Sorry for keep asking questions, but I'd like to make sure I'm doing the right steps.
When reading about Analog Inputs ("analogRead()") on the Arduino boards, I get lots of different indications about their speed. Some say you should be able to read about ~10.000 samples per second while others tell to use delays so the analog Input gets a few milliSeconds to "settle".
I made a timed interrupt that reads 2 analog inputs about ~4000 times a second. The program runs, but who says I'm actually getting 4000 unique readings? I don't have testing equipment (yet) but maybe someone can already tell me if this is going to work or not.
I need to detect peaks in 2 signals that looks like a sine with a high period (~150 peaks per second). My PLC could read 500 samples per second, which was a little bit too slow as it would miss peaks sometimes. I'm using the "Arduino Mega".
the delay to let the analog settle afaik is used to 'debounce' buttons, I'm guessing for reading pulses you would want to read as much data as possible. If the arduino can run as an oscilloscope I'm guessing that waiting a 'few' milliseconds would make it unusable for this purpose
Analog-to-Digital Converter
23.1 Features
? 10-bit Resolution
? 0.5 LSB Integral Non-linearity
? ± 2 LSB Absolute Accuracy
? 13 - 260 µs Conversion Time
? Up to 76.9 kSPS (Up to 15 kSPS at Maximum Resolution)

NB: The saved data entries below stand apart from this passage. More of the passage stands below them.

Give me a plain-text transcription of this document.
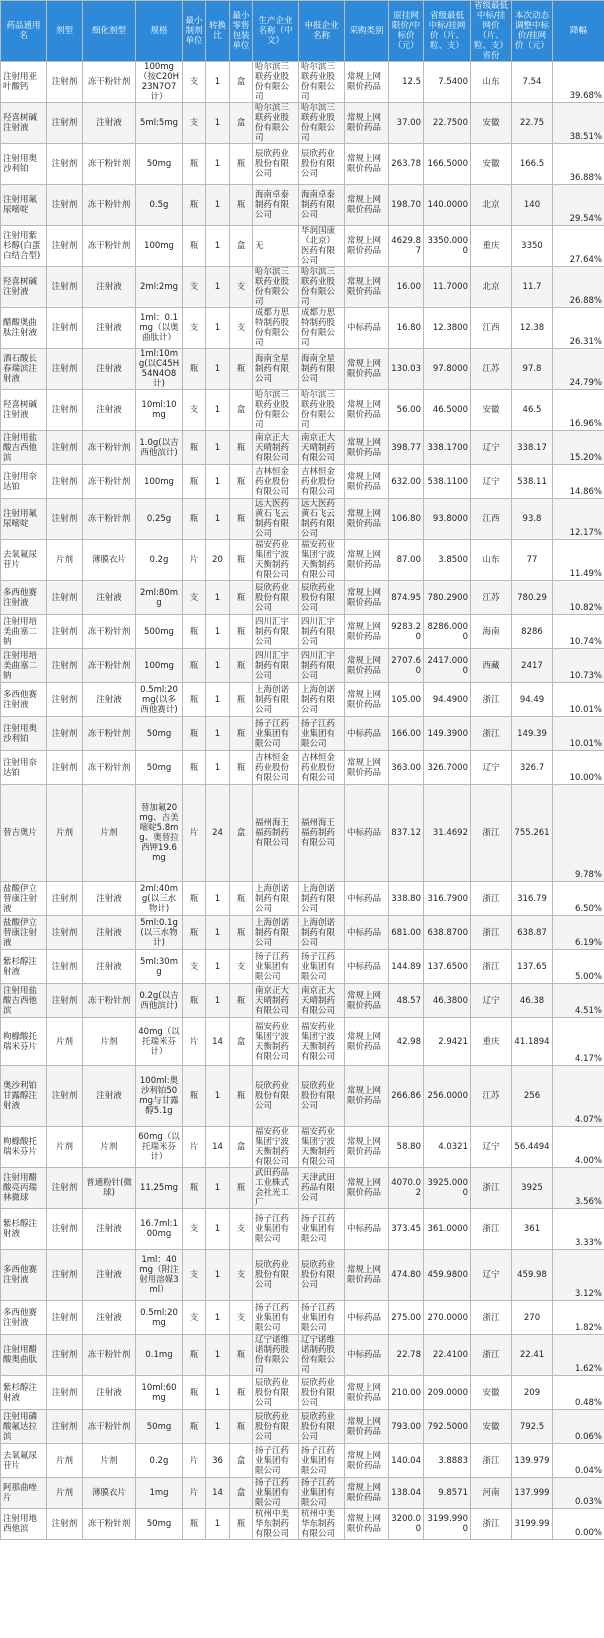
药品通用名	剂型	细化剂型	规格	最小制剂单位	转换比	最小零售包装单位	生产企业名称（中文）	申报企业名称	采购类别	原挂网限价/中标价（元）	省级最低中标/挂网价（片、粒、支）	省级最低中标/挂网价（片、粒、支）省份	本次动态调整中标价/挂网价（元）	降幅
注射用亚叶酸钙	注射剂	冻干粉针剂	100mg（按C20H23N7O7计）	支	1	盒	哈尔滨三联药业股份有限公司	哈尔滨三联药业股份有限公司	常规上网限价药品	12.5	7.5400	山东	7.54	39.68%
羟喜树碱注射液	注射剂	注射液	5ml:5mg	支	1	盒	哈尔滨三联药业股份有限公司	哈尔滨三联药业股份有限公司	常规上网限价药品	37.00	22.7500	安徽	22.75	38.51%
注射用奥沙利铂	注射剂	冻干粉针剂	50mg	瓶	1	瓶	辰欣药业股份有限公司	辰欣药业股份有限公司	常规上网限价药品	263.78	166.5000	安徽	166.5	36.88%
注射用氟尿嘧啶	注射剂	冻干粉针剂	0.5g	瓶	1	瓶	海南卓泰制药有限公司	海南卓泰制药有限公司	常规上网限价药品	198.70	140.0000	北京	140	29.54%
注射用紫杉醇(白蛋白结合型)	注射剂	冻干粉针剂	100mg	瓶	1	盒	无	华润国康（北京）医药有限公司	常规上网限价药品	4629.87	3350.0000	重庆	3350	27.64%
羟喜树碱注射液	注射剂	注射液	2ml:2mg	支	1	支	哈尔滨三联药业股份有限公司	哈尔滨三联药业股份有限公司	常规上网限价药品	16.00	11.7000	北京	11.7	26.88%
醋酸奥曲肽注射液	注射剂	注射液	1ml：0.1mg（以奥曲肽计）	支	1	支	成都力思特制药股份有限公司	成都力思特制药股份有限公司	中标药品	16.80	12.3800	江西	12.38	26.31%
酒石酸长春瑞滨注射液	注射剂	注射液	1ml:10mg(以C45H54N4O8计)	瓶	1	瓶	海南全星制药有限公司	海南全星制药有限公司	常规上网限价药品	130.03	97.8000	江苏	97.8	24.79%
羟喜树碱注射液	注射剂	注射液	10ml:10mg	支	1	盒	哈尔滨三联药业股份有限公司	哈尔滨三联药业股份有限公司	常规上网限价药品	56.00	46.5000	安徽	46.5	16.96%
注射用盐酸吉西他滨	注射剂	冻干粉针剂	1.0g(以吉西他滨计)	瓶	1	瓶	南京正大天晴制药有限公司	南京正大天晴制药有限公司	常规上网限价药品	398.77	338.1700	辽宁	338.17	15.20%
注射用奈达铂	注射剂	冻干粉针剂	100mg	瓶	1	瓶	吉林恒金药业股份有限公司	吉林恒金药业股份有限公司	常规上网限价药品	632.00	538.1100	辽宁	538.11	14.86%
注射用氟尿嘧啶	注射剂	冻干粉针剂	0.25g	瓶	1	瓶	远大医药黄石飞云制药有限公司	远大医药黄石飞云制药有限公司	常规上网限价药品	106.80	93.8000	江西	93.8	12.17%
去氧氟尿苷片	片剂	薄膜衣片	0.2g	片	20	瓶	福安药业集团宁波天衡制药有限公司	福安药业集团宁波天衡制药有限公司	常规上网限价药品	87.00	3.8500	山东	77	11.49%
多西他赛注射液	注射剂	注射液	2ml:80mg	支	1	瓶	辰欣药业股份有限公司	辰欣药业股份有限公司	常规上网限价药品	874.95	780.2900	江苏	780.29	10.82%
注射用培美曲塞二钠	注射剂	冻干粉针剂	500mg	瓶	1	瓶	四川汇宇制药有限公司	四川汇宇制药有限公司	常规上网限价药品	9283.20	8286.0000	海南	8286	10.74%
注射用培美曲塞二钠	注射剂	冻干粉针剂	100mg	瓶	1	瓶	四川汇宇制药有限公司	四川汇宇制药有限公司	常规上网限价药品	2707.60	2417.0000	西藏	2417	10.73%
多西他赛注射液	注射剂	注射液	0.5ml:20mg(以多西他赛计)	瓶	1	瓶	上海创诺制药有限公司	上海创诺制药有限公司	常规上网限价药品	105.00	94.4900	浙江	94.49	10.01%
注射用奥沙利铂	注射剂	冻干粉针剂	50mg	瓶	1	瓶	扬子江药业集团有限公司	扬子江药业集团有限公司	中标药品	166.00	149.3900	浙江	149.39	10.01%
注射用奈达铂	注射剂	冻干粉针剂	50mg	瓶	1	瓶	吉林恒金药业股份有限公司	吉林恒金药业股份有限公司	常规上网限价药品	363.00	326.7000	辽宁	326.7	10.00%
替吉奥片	片剂	片剂	替加氟20mg、吉美嘧啶5.8mg、奥替拉西钾19.6mg	片	24	盒	福州海王福药制药有限公司	福州海王福药制药有限公司	中标药品	837.12	31.4692	浙江	755.261	9.78%
盐酸伊立替康注射液	注射剂	注射液	2ml:40mg(以三水物计)	瓶	1	瓶	上海创诺制药有限公司	上海创诺制药有限公司	中标药品	338.80	316.7900	浙江	316.79	6.50%
盐酸伊立替康注射液	注射剂	注射液	5ml:0.1g(以三水物计)	瓶	1	瓶	上海创诺制药有限公司	上海创诺制药有限公司	中标药品	681.00	638.8700	浙江	638.87	6.19%
紫杉醇注射液	注射剂	注射液	5ml:30mg	支	1	支	扬子江药业集团有限公司	扬子江药业集团有限公司	中标药品	144.89	137.6500	浙江	137.65	5.00%
注射用盐酸吉西他滨	注射剂	冻干粉针剂	0.2g(以吉西他滨计)	瓶	1	瓶	南京正大天晴制药有限公司	南京正大天晴制药有限公司	常规上网限价药品	48.57	46.3800	辽宁	46.38	4.51%
枸橼酸托瑞米芬片	片剂	片剂	40mg（以托瑞米芬计）	片	14	盒	福安药业集团宁波天衡制药有限公司	福安药业集团宁波天衡制药有限公司	常规上网限价药品	42.98	2.9421	重庆	41.1894	4.17%
奥沙利铂甘露醇注射液	注射剂	注射液	100ml:奥沙利铂50mg与甘露醇5.1g	瓶	1	瓶	辰欣药业股份有限公司	辰欣药业股份有限公司	常规上网限价药品	266.86	256.0000	江苏	256	4.07%
枸橼酸托瑞米芬片	片剂	片剂	60mg（以托瑞米芬计）	片	14	盒	福安药业集团宁波天衡制药有限公司	福安药业集团宁波天衡制药有限公司	常规上网限价药品	58.80	4.0321	辽宁	56.4494	4.00%
注射用醋酸亮丙瑞林微球	注射剂	普通粉针(微球)	11.25mg	瓶	1	瓶	武田药品工业株式会社光工厂	天津武田药品有限公司	常规上网限价药品	4070.02	3925.0000	浙江	3925	3.56%
紫杉醇注射液	注射剂	注射液	16.7ml:100mg	支	1	支	扬子江药业集团有限公司	扬子江药业集团有限公司	中标药品	373.45	361.0000	浙江	361	3.33%
多西他赛注射液	注射剂	注射液	1ml：40mg（附注射用溶媒3ml）	支	1	支	辰欣药业股份有限公司	辰欣药业股份有限公司	常规上网限价药品	474.80	459.9800	辽宁	459.98	3.12%
多西他赛注射液	注射剂	注射液	0.5ml:20mg	支	1	支	扬子江药业集团有限公司	扬子江药业集团有限公司	中标药品	275.00	270.0000	浙江	270	1.82%
注射用醋酸奥曲肽	注射剂	冻干粉针剂	0.1mg	瓶	1	瓶	辽宁诺维诺制药股份有限公司	辽宁诺维诺制药股份有限公司	中标药品	22.78	22.4100	浙江	22.41	1.62%
紫杉醇注射液	注射剂	注射液	10ml:60mg	瓶	1	瓶	辰欣药业股份有限公司	辰欣药业股份有限公司	常规上网限价药品	210.00	209.0000	安徽	209	0.48%
注射用磷酸氟达拉滨	注射剂	冻干粉针剂	50mg	瓶	1	瓶	辰欣药业股份有限公司	辰欣药业股份有限公司	常规上网限价药品	793.00	792.5000	安徽	792.5	0.06%
去氧氟尿苷片	片剂	片剂	0.2g	片	36	盒	扬子江药业集团有限公司	扬子江药业集团有限公司	常规上网限价药品	140.04	3.8883	浙江	139.979	0.04%
阿那曲唑片	片剂	薄膜衣片	1mg	片	14	盒	扬子江药业集团有限公司	扬子江药业集团有限公司	常规上网限价药品	138.04	9.8571	河南	137.999	0.03%
注射用地西他滨	注射剂	冻干粉针剂	50mg	瓶	1	瓶	杭州中美华东制药有限公司	杭州中美华东制药有限公司	常规上网限价药品	3200.00	3199.9900	浙江	3199.99	0.00%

Ah, that sounds good. I'm ashamed to ask but... 15 Ksps ("kilosamples per second"??) == 15.000 readings per second? Ifso, there is nothing to worry about for me.
There was one thread though where someone had problems with two analogRead's right after each other. http://forums.adafruit.com/viewtopic.php?f=25&t=11597
He was getting wrong readings unless he created some time between the 2 readings, or disabled 1 of the 2. That's why I though, let's ask it.